As she brushed her mouth against his knuckles, she sighed. “You didn’t hurt them, not really. You freed Harcourt to marry Thomasina, who is the one he truly loved. And you took Anne…that was wrong. But if you hadn’t, she never would have met Rook, and both of them would be lonelier and emptier for it.”
He shook her hand away. “I don’t want your false absolution,” he snapped. “Don’t you see? You cannot make me into a hero. I’m the villain of this piece, Juliana. Even if I make you come.”
She flinched. “You think it’s because of the pleasure that I have empathy for you? I can make myself come, Ellis. I’ve been doing a perfectly good job of it for a while now.”
His eyes widened, but he folded his arms and she felt the wall come down between them. The one she knew now was a way to protect himself, and to protect her. But she didn’t want the wall. She didn’t want to be protected because what he was turned out to be exactly what she wanted.
She recognized, in that moment charged with frustration and desperation and pain, that she loved this man. She loved Ellis Maitland, despite all he’d done and because of all he was. She loved him.
And she didn’t want to lose him. Not now, not in a week, not ever. She wanted a life with him that was like the one her sisters had found with their husbands. She wanted the private smiles and the gentle support and the loving whispers.
She wanted to save him, not just because that was her nature, but because he was worth saving. And so was she, or at least the version of herself she had found when she spent time with him.
“I feel for you,” she continued, this time gently, because she realized she was dealing with fear now, disguised as anger, and one had to be careful with fear. Tender. “Because I understand the drive to protect those around you at all costs. I’ve done it all my life. You and I are so alike.”

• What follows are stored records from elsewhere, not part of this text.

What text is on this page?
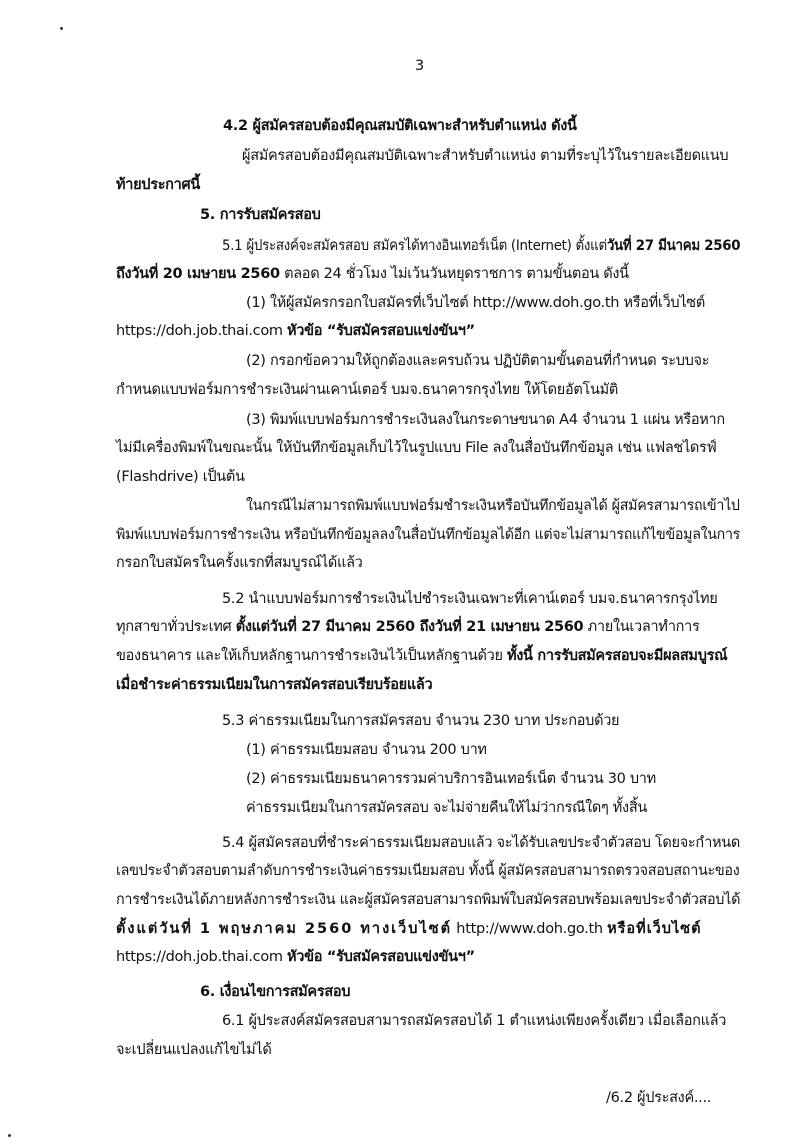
3
4.2 ผู้สมัครสอบต้องมีคุณสมบัติเฉพาะสำหรับตำแหน่ง ดังนี้
ผู้สมัครสอบต้องมีคุณสมบัติเฉพาะสำหรับตำแหน่ง ตามที่ระบุไว้ในรายละเอียดแนบ
ท้ายประกาศนี้
5. การรับสมัครสอบ
5.1 ผู้ประสงค์จะสมัครสอบ สมัครได้ทางอินเทอร์เน็ต (Internet) ตั้งแต่วันที่ 27 มีนาคม 2560
ถึงวันที่ 20 เมษายน 2560 ตลอด 24 ชั่วโมง ไม่เว้นวันหยุดราชการ ตามขั้นตอน ดังนี้
(1) ให้ผู้สมัครกรอกใบสมัครที่เว็บไซต์ http://www.doh.go.th หรือที่เว็บไซต์
https://doh.job.thai.com หัวข้อ “รับสมัครสอบแข่งขันฯ”
(2) กรอกข้อความให้ถูกต้องและครบถ้วน ปฏิบัติตามขั้นตอนที่กำหนด ระบบจะ
กำหนดแบบฟอร์มการชำระเงินผ่านเคาน์เตอร์ บมจ.ธนาคารกรุงไทย ให้โดยอัตโนมัติ
(3) พิมพ์แบบฟอร์มการชำระเงินลงในกระดาษขนาด A4 จำนวน 1 แผ่น หรือหาก
ไม่มีเครื่องพิมพ์ในขณะนั้น ให้บันทึกข้อมูลเก็บไว้ในรูปแบบ File ลงในสื่อบันทึกข้อมูล เช่น แฟลชไดรฟ์
(Flashdrive) เป็นต้น
ในกรณีไม่สามารถพิมพ์แบบฟอร์มชำระเงินหรือบันทึกข้อมูลได้ ผู้สมัครสามารถเข้าไป
พิมพ์แบบฟอร์มการชำระเงิน หรือบันทึกข้อมูลลงในสื่อบันทึกข้อมูลได้อีก แต่จะไม่สามารถแก้ไขข้อมูลในการ
กรอกใบสมัครในครั้งแรกที่สมบูรณ์ได้แล้ว
5.2 นำแบบฟอร์มการชำระเงินไปชำระเงินเฉพาะที่เคาน์เตอร์ บมจ.ธนาคารกรุงไทย
ทุกสาขาทั่วประเทศ ตั้งแต่วันที่ 27 มีนาคม 2560 ถึงวันที่ 21 เมษายน 2560 ภายในเวลาทำการ
ของธนาคาร และให้เก็บหลักฐานการชำระเงินไว้เป็นหลักฐานด้วย ทั้งนี้ การรับสมัครสอบจะมีผลสมบูรณ์
เมื่อชำระค่าธรรมเนียมในการสมัครสอบเรียบร้อยแล้ว
5.3 ค่าธรรมเนียมในการสมัครสอบ จำนวน 230 บาท ประกอบด้วย
(1) ค่าธรรมเนียมสอบ จำนวน 200 บาท
(2) ค่าธรรมเนียมธนาคารรวมค่าบริการอินเทอร์เน็ต จำนวน 30 บาท
ค่าธรรมเนียมในการสมัครสอบ จะไม่จ่ายคืนให้ไม่ว่ากรณีใดๆ ทั้งสิ้น
5.4 ผู้สมัครสอบที่ชำระค่าธรรมเนียมสอบแล้ว จะได้รับเลขประจำตัวสอบ โดยจะกำหนด
เลขประจำตัวสอบตามลำดับการชำระเงินค่าธรรมเนียมสอบ ทั้งนี้ ผู้สมัครสอบสามารถตรวจสอบสถานะของ
การชำระเงินได้ภายหลังการชำระเงิน และผู้สมัครสอบสามารถพิมพ์ใบสมัครสอบพร้อมเลขประจำตัวสอบได้
ตั้งแต่วันที่ 1 พฤษภาคม 2560 ทางเว็บไซต์ http://www.doh.go.th หรือที่เว็บไซต์
https://doh.job.thai.com หัวข้อ “รับสมัครสอบแข่งขันฯ”
6. เงื่อนไขการสมัครสอบ
6.1 ผู้ประสงค์สมัครสอบสามารถสมัครสอบได้ 1 ตำแหน่งเพียงครั้งเดียว เมื่อเลือกแล้ว
จะเปลี่ยนแปลงแก้ไขไม่ได้
/6.2 ผู้ประสงค์....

He held her gaze for a moment, his nostrils flaring, his fingers flexing like he wanted to reach for her. She thought he might. Then he clenched them at his sides and turned away.
“No, we aren’t,” he said.
“Yes, we are,” she insisted, and moved to catch his arm and turn him back to face her. “We are. And now everything is changing for us both. Everything is threatened, and we are drowning because neither one of us knows what to do.” She felt the tears in her eyes and didn’t fight it as one slid down her cheek. “I don’t know what to do and I amlost, Ellis. I’m lost.”
He reached out and his fingertips crested over her cheek, tracing the line there, catching the tear that had fallen and wiping it away with his thumb. She leaned into his rough hand and prayed he could feel all the things she couldn’t say.
“I’m not the one to find you, angel,” he said, his voice rough. Then he backed away a long step. “I’ve always been lost.”